2012 (1hr 41 mins)
On Zombie Appreciation Night, the third night of the Toronto After Dark Film Festival, the standout for me was The Battery. This post apocalypse zombie flick was made for $6000. Despite the low-budget, it is an effective “character driven” zombie road trip film that will unexpectedly charm and break your heart at the same time.
Ben and Mickey are ex-baseball players thrown together as a result of a zombie apocalypse. Not friends, not enemies, they tolerate each other as they move from town to town, looking for supplies on what seems like an endless, isolated camping trip. Their personalities grate on each other, with Ben, practical, primal and coarse, constantly baiting and egging on the more sensitive Mickey, who, even in the midst of their dismal surroundings, just wants to settle somewhere. When they make contact with other survivors, this event will divide the men even more in their mission to survive.
I loved how simple this film was. Flashbacks, zombie hordes and gallons of blood were not needed. When I wasn’t laughing at their bickering, all I wanted to see was whether these guys would kill each other before the zombies got to them. Straightforward and beautifully shot primarily in Kent, Connecticut, the settings really gave the actors centre stage, highlighting the tense relationship between the two men. Ben accepts their situation for what it is, and Mickey searches for something other than their next meal. This simple opposition was skillfully played by the actors with the dialogue and the use of isolation not only as a budget saver, but also as an element to keep you focused on the story at hand.
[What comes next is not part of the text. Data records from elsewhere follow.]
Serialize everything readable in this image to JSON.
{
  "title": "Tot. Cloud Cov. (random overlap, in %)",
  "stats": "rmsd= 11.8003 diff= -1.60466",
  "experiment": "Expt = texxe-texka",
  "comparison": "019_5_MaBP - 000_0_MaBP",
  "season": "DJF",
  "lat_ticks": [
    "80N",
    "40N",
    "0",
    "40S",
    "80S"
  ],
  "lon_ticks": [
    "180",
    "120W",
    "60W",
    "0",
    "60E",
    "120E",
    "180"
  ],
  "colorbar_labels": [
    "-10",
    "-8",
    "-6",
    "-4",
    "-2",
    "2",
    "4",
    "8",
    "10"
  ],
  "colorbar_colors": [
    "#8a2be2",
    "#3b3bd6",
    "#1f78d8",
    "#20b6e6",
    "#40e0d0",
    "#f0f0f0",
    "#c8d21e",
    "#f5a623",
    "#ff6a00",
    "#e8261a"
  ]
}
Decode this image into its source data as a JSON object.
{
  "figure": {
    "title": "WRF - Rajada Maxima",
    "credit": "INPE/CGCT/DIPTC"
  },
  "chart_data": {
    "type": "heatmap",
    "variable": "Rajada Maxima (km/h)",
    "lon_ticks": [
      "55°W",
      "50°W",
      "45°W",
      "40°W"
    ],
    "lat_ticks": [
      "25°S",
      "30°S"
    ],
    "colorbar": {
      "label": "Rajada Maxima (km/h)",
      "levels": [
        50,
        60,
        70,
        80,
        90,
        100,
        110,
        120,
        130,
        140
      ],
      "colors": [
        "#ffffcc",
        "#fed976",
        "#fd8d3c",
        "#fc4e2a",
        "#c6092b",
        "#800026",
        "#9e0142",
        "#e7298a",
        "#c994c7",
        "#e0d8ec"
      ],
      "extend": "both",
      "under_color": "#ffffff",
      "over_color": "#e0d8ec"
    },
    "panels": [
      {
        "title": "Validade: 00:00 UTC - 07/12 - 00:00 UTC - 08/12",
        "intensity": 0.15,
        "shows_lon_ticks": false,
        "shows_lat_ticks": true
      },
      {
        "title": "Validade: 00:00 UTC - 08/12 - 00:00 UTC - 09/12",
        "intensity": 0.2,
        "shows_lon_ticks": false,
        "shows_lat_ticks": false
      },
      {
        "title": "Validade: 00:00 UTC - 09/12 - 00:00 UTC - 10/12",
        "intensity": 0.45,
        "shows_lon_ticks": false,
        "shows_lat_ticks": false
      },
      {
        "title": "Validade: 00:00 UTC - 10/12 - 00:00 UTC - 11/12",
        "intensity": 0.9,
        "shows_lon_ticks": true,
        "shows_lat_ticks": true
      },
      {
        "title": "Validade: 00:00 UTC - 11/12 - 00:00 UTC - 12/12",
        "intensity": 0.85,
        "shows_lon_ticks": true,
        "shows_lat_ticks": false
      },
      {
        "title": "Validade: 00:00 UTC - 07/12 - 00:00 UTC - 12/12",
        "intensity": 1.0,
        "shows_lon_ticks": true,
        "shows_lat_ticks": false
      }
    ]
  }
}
During the Q & A after the screening, writer, director and lead actor Jeremy Gardner explained that the film came from a short he had created for a competition. He kept the budget low by making the movie about the men and not about zombies. Influenced by the film The Children of Men, Gardner wanted the story to stop when the character dynamic stopped. Adam Cronheim, his co-star and one of the film’s producers, was attracted to the character driven script, and since he was an ex-baseball player, he fit the bill to a T.
The chemistry between them was great as their real life relationship mirrored the characters. Just like Ben and Mickey, the actors didn’t know each other well before filming, which helped the character dynamic. Gardner explained that the film’s title is actually an old school term that refers to the relationship between the pitcher and catcher in baseball, which adds to the brilliant simplicity of the film. When ask about the trials of being both a lead actor and the director of the film, Gardner revealed that his D. O. P., Christian Stella, was a good friend, so he trusted him immensely, which gave Gardner the freedom to embrace both directing and acting.
The soundtrack played an important role in the film. Music was a way that Mickey could escape the horrors of his zombie reality, and at times the hard-line truths that Ben was generous in sharing. The director wanted to highlight the film’s “weird methodical pacing” by using some of his favourite songs, or music from bands he had connections to through friends. One such band, Toronto’s Rock Plaza Central, contributed several songs to the film. The audience got a treat during the Q & A when the band’s lead singer Chris Eaton, sang the song “Anthem for the Already Defeated” while Gardner shared his dancing skills once more for the cheering crowd. I have to say, that jovial funeral march of a song is still running through my head. I think it set the tone perfectly for this genuine and subtle horror film.
Favourite Scene: While on the road, the guys come across some cows in a field. Ben stops to make friends with one, and the cow acts like a giant dog, relishing the contact with him. Most likely improvised, this scene was sweet and a little heartbreaking. To me, it showed that Mickey wasn’t the only one that was isolated and starved for some affection.